The essence of these interactions are:

  • Camaraderie
  • Invitiation/Inclusion
  • Receiving
  • Giving
  • Friendly Competition

The competitive aspects of Candy Crush are not applicable to non-game apps. However, if an app has in-app purchases, Facebook invitations and giving and receiving of items via Facebook should be directly applicable.

We at Rubber Duck Labs make an app that allow users to purchase sound packs through in-app-purchases. Giving users the option of sharing these purchases with friends could be a really fun idea.

Monetization

Candy Crush relies on in-app-purchases of a few items for monetization:

  • More lives.
  • A few more moves to complete a level.
  • Items to help complete a level such as lollypops and fish that eat candy.

WaSP – Wait, Socialize or Pay:

Socialize or Pay

Wait, Socialize or Pay – WaSP

CC uses a bizzarre and fascinating ploy to get a user to pay for more lives.

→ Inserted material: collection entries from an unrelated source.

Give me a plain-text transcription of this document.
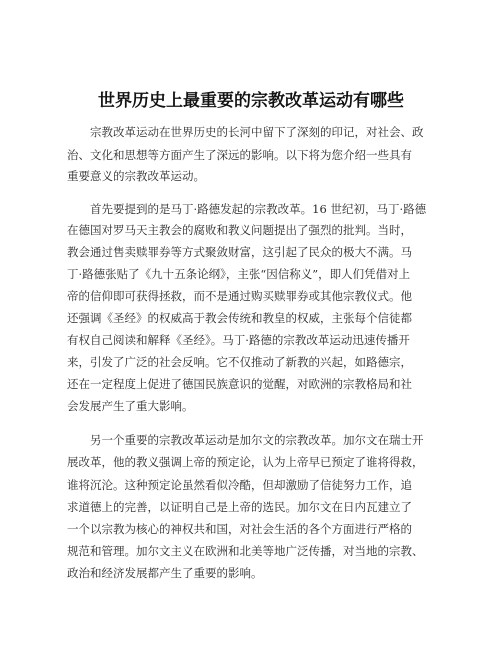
世界历史上最重要的宗教改革运动有哪些
宗教改革运动在世界历史的长河中留下了深刻的印记，对社会、政
治、文化和思想等方面产生了深远的影响。以下将为您介绍一些具有
重要意义的宗教改革运动。
首先要提到的是马丁·路德发起的宗教改革。16 世纪初，马丁·路德
在德国对罗马天主教会的腐败和教义问题提出了强烈的批判。当时，
教会通过售卖赎罪券等方式聚敛财富，这引起了民众的极大不满。马
丁·路德张贴了《九十五条论纲》，主张“因信称义”，即人们凭借对上
帝的信仰即可获得拯救，而不是通过购买赎罪券或其他宗教仪式。他
还强调《圣经》的权威高于教会传统和教皇的权威，主张每个信徒都
有权自己阅读和解释《圣经》。马丁·路德的宗教改革运动迅速传播开
来，引发了广泛的社会反响。它不仅推动了新教的兴起，如路德宗，
还在一定程度上促进了德国民族意识的觉醒，对欧洲的宗教格局和社
会发展产生了重大影响。
另一个重要的宗教改革运动是加尔文的宗教改革。加尔文在瑞士开
展改革，他的教义强调上帝的预定论，认为上帝早已预定了谁将得救，
谁将沉沦。这种预定论虽然看似冷酷，但却激励了信徒努力工作，追
求道德上的完善，以证明自己是上帝的选民。加尔文在日内瓦建立了
一个以宗教为核心的神权共和国，对社会生活的各个方面进行严格的
规范和管理。加尔文主义在欧洲和北美等地广泛传播，对当地的宗教、
政治和经济发展都产生了重要的影响。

Once the user has used up all lives, the user has three options:

  • Wait for an increasing amount of time until they can play again.
  • Ask for lives via facebook.
  • Pay!

The timeout seems like a risky strategy since it risks loosing customers. On the other hand, it might prevent users from overdosing on the game and giving it up.

It would be fascinating to see the  statistics for how people behave when confronted with this choice. The main questions on my mind are:

  • How many people ask friends for lives?
  • How many people pay for more lives?
  • How many people never come back?

What did you do when you ran out of lives?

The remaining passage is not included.